The "fluff" I was talking about is all the contentless puff comments that
appeared, couched in un-HN-ish language: I guess they are a fan club from some
SEO social network or another.

------
dshah
Rand is a great entrepreneur and one of the world's foremost authorities on
inbound marketing.

If you're a startup founder, you should watch this video. It's great content,
well delivered.

------
iradik
What a great speaker Rand is.
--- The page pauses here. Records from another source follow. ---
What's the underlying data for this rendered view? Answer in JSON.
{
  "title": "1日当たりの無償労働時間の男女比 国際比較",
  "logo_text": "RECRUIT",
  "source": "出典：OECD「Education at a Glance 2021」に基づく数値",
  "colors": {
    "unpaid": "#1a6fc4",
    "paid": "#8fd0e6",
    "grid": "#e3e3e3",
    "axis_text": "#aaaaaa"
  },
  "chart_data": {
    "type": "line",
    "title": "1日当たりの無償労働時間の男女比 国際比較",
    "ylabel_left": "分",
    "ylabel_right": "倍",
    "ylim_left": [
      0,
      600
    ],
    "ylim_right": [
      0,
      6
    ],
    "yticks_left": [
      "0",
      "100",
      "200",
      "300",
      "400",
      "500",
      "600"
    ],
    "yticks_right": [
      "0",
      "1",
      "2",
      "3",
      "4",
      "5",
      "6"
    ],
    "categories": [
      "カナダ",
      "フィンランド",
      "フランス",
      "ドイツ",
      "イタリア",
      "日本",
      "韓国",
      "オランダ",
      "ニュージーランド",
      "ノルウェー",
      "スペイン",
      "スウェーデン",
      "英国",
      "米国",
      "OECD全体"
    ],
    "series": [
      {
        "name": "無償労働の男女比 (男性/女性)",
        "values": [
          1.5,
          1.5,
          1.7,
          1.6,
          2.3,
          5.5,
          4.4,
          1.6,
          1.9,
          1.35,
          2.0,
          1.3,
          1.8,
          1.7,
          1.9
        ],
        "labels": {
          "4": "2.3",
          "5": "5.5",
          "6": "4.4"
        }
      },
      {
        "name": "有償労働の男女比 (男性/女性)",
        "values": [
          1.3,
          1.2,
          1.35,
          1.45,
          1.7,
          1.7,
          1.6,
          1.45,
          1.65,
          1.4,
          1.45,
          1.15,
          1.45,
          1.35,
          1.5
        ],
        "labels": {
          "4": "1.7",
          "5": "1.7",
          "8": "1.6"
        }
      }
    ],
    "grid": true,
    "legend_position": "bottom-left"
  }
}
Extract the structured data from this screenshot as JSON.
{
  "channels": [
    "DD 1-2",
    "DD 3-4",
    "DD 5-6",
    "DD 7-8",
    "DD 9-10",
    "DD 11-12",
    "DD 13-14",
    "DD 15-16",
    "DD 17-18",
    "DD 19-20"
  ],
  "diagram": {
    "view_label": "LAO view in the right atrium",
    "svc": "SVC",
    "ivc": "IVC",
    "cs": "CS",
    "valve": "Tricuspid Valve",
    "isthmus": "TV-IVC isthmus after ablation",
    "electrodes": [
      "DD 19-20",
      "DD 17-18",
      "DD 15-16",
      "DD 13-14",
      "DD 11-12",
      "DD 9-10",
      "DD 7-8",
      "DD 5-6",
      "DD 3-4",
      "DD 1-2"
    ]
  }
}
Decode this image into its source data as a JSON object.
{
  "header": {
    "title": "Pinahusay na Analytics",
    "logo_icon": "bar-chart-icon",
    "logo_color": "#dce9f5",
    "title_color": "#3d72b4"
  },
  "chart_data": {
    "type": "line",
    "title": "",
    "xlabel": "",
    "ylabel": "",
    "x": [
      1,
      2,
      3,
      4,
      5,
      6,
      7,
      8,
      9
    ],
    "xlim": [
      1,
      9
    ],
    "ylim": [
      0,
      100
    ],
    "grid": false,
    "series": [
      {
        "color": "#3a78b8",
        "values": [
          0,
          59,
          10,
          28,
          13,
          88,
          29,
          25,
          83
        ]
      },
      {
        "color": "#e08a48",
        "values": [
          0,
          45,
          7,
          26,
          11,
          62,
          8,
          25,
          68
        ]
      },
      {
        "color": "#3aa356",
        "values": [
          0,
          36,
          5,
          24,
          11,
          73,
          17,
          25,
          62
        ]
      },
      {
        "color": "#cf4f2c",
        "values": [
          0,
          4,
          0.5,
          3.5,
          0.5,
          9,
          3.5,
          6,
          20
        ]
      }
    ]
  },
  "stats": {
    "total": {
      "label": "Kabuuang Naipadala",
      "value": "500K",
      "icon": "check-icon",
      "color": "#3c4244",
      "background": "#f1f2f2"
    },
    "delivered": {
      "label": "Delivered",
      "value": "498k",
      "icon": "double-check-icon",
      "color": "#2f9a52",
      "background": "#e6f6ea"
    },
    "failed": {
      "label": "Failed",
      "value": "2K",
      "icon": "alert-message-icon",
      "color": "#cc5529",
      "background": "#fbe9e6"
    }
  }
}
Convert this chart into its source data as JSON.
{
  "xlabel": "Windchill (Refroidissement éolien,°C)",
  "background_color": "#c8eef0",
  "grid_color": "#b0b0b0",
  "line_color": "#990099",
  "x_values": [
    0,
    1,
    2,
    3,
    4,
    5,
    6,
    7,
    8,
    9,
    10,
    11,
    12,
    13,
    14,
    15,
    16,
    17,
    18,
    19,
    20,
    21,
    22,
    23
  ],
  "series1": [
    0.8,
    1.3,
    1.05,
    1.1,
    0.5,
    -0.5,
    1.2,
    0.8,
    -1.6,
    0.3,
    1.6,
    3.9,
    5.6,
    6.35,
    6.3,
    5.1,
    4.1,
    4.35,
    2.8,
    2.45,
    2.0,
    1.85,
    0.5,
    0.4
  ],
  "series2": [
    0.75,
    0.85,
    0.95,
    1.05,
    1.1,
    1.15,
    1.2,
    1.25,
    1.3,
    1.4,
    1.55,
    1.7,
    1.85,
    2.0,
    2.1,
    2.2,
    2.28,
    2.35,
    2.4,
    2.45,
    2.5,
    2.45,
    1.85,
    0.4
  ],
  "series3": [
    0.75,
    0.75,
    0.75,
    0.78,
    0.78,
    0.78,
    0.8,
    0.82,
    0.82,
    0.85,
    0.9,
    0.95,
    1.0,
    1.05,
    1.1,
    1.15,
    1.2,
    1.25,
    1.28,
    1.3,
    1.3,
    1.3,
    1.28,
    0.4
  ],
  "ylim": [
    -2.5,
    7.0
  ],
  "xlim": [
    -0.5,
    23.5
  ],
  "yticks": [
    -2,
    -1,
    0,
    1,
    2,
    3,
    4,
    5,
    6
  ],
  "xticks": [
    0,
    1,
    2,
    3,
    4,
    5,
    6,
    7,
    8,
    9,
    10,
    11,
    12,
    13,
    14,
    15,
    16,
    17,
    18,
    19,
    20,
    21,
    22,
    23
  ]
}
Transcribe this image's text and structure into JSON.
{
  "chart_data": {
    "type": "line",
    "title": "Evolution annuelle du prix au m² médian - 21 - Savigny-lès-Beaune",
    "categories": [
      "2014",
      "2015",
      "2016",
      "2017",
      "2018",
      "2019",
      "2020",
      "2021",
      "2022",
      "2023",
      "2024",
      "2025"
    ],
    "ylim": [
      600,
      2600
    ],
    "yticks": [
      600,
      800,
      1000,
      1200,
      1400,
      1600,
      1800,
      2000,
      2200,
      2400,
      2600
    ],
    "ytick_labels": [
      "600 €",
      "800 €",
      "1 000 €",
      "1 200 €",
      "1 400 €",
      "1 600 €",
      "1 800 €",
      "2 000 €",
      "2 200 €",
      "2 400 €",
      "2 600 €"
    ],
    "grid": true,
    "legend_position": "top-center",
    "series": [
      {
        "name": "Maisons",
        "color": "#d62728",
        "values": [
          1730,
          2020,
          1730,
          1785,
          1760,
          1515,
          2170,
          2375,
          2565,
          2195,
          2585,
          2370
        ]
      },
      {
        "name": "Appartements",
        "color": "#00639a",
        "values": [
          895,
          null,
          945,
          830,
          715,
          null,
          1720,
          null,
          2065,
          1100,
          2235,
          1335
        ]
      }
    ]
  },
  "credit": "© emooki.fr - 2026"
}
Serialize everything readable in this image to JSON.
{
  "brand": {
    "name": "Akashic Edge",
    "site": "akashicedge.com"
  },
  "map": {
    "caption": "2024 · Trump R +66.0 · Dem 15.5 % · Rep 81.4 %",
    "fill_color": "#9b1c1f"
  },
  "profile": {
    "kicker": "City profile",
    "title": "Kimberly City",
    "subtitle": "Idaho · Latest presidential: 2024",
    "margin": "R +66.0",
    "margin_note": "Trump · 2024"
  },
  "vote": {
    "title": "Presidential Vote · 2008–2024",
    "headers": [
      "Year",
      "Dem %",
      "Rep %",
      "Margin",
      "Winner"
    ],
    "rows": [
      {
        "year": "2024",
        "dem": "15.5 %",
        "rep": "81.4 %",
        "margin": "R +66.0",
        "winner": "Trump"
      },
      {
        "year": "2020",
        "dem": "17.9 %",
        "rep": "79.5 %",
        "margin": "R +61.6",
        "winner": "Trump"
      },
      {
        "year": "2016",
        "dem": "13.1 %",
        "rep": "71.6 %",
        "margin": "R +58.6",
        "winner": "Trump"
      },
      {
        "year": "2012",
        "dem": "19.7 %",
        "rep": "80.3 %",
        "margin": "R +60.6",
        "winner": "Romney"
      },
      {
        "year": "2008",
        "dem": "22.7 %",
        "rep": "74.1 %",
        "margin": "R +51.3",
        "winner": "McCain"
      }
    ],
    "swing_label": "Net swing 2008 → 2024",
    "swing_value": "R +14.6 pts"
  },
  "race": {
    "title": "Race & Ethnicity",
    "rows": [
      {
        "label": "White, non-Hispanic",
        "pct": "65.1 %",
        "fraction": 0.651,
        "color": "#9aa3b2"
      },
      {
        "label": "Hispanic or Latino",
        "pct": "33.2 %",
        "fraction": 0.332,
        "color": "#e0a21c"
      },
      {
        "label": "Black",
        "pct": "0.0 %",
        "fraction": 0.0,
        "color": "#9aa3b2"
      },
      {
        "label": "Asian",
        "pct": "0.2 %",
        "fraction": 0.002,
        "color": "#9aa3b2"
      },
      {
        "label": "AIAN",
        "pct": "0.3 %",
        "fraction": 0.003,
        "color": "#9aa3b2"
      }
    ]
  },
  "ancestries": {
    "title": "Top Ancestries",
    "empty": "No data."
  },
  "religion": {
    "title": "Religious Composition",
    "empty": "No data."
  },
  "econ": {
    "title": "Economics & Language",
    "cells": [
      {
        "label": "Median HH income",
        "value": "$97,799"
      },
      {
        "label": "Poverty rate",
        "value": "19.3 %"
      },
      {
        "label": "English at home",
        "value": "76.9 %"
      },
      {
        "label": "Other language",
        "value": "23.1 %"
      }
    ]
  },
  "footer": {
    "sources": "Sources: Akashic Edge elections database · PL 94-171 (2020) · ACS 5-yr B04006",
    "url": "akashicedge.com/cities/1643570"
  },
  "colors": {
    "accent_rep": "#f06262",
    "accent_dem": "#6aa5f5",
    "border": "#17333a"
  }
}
Definitely makes me interested in the service.
Loved the examples of real marketing such as urbnspoon, dropbox, seomoz, and
simply hired.

Also, he gave 2 months of his svc away for free for the talk:
<http://www.seomoz.org/partners/hackers> \- Found this in the hackers and
founders site.

------
firefox
This is a fantastic presentation, it brought me from a "I want to shoot
myself" mood to "oh yeah there's hope!"

------
BrentonG
Rand killed it last night! Well balanced talk from story, strategy to
tactics...extremely powerful to see the juxtaposition of paid and inbound
marketing. Earned media converts so much better on all levels. However he
didn't talk about the speed of user acquisition...comparing both channels.

------
tuomasb
I think it's a bit ironic given the nature of the talk that the link on the
video page to seomoz.org has rel="nofollow" while comments down below don't
have. No link juice for those who provide content(talk) and all the link juice
for commenters.

------
dontbelame
My personal favorite is towards the end of the talk when Rand left great tips
(the last 15 minutes or so before QnA) The top 10 ways to get in bound traffic
are practical and insightful for any early stage startup. It kicks ass!

------
portentint
"You can't just do awesome shit in your products"

Amen!